With Chrysler currently threatening to close its McGraw glass plant, UAW vice-president Nate Gooden commented to reporters that Chrysler never should have been in the glass business. This is simply the expression - perhaps a little more crass than most, but that is the only difference - of a bureaucracy which has for decades openly identified itself with the interests of "their" bosses, including when those interests show themselves clearly and blatantly to be diametrically opposed to the interests of the workers, short-term and long-term.

We have just gone through one recession and may be entering right back into another one - or the same one, depending on how you make the calculation. This recession has not yet become catastrophic. But even without that, the losses the capitalists have suffered in the stock market casino encourage them to try to increase drastically the exploitation of the working class. This is the real issue that is - or ought to be - confronting the working class today. Not September 11.

Put through the wringer - and still feeling it!

Whatever the polls may show about the support that the population generally and the working class specifically, gives to Bush today, the fact is that this support is grudging, at best. And on almost every issue, even the polls themselves demonstrate it. The poll taken immediately after Bush's speech before the congressional vote and after weeks of the administration orchestrating the news about Iraq, showed that only a little over half of the population favoured going to war. But even then, not immediately, not without the allies, not without the approval of the UN, etc.

Moreover, when people were asked what the biggest problems were, facing the United States, Iraq did not head the list. For the population, the problems were the economy, lack of jobs and failing schools.

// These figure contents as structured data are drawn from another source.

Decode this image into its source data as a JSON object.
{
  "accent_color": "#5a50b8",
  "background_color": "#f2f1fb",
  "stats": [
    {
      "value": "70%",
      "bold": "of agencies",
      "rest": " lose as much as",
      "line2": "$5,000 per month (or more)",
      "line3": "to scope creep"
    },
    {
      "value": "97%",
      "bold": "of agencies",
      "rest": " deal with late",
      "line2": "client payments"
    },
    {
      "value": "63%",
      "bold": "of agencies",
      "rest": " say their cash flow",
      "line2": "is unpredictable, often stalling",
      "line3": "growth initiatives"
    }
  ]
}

It is certain that workers pay much less attention to Bush's speeches, to the scare headlines, to the patriotic calls for unity today than they did a year ago. But all of this has had some effect, remaining in the consciousness of the population. The year-long barrage of propaganda seems to have worn workers down.

People are unhappy about the general situation and unconfident that the economy will soon be righted or that their own situation is secure. But, with an occasional exception which flares up from time to time, the general atmosphere in the working class seems to be a defeatist one: things are bad, getting worse, but what can be done about it? And this is the consequence not just of the year since September 11, but of all the years since the beginning of the 1980s, when the workers began to give concessions. And since then, even if there have been occasional militant strikes, those strikes at best simply managed to prevent the worst of the concessions but more commonly led to defeats.

Bush may claim part of the credit for keeping the working class - up until now, at least - in a state of impotence. But the union leaders also should claim "credit" for this, since it is their policy that has deprived the working class of any prospects.

The workers will not be deceived forever. Less and less do they believe the lies they are showered with today. Tomorrow, their anger against all those who deceive them may very well boil over. This is certainly what we want to see happen, since for the population to be protected from all the calamities the ruling class has in store for it, the working class will have to fight back.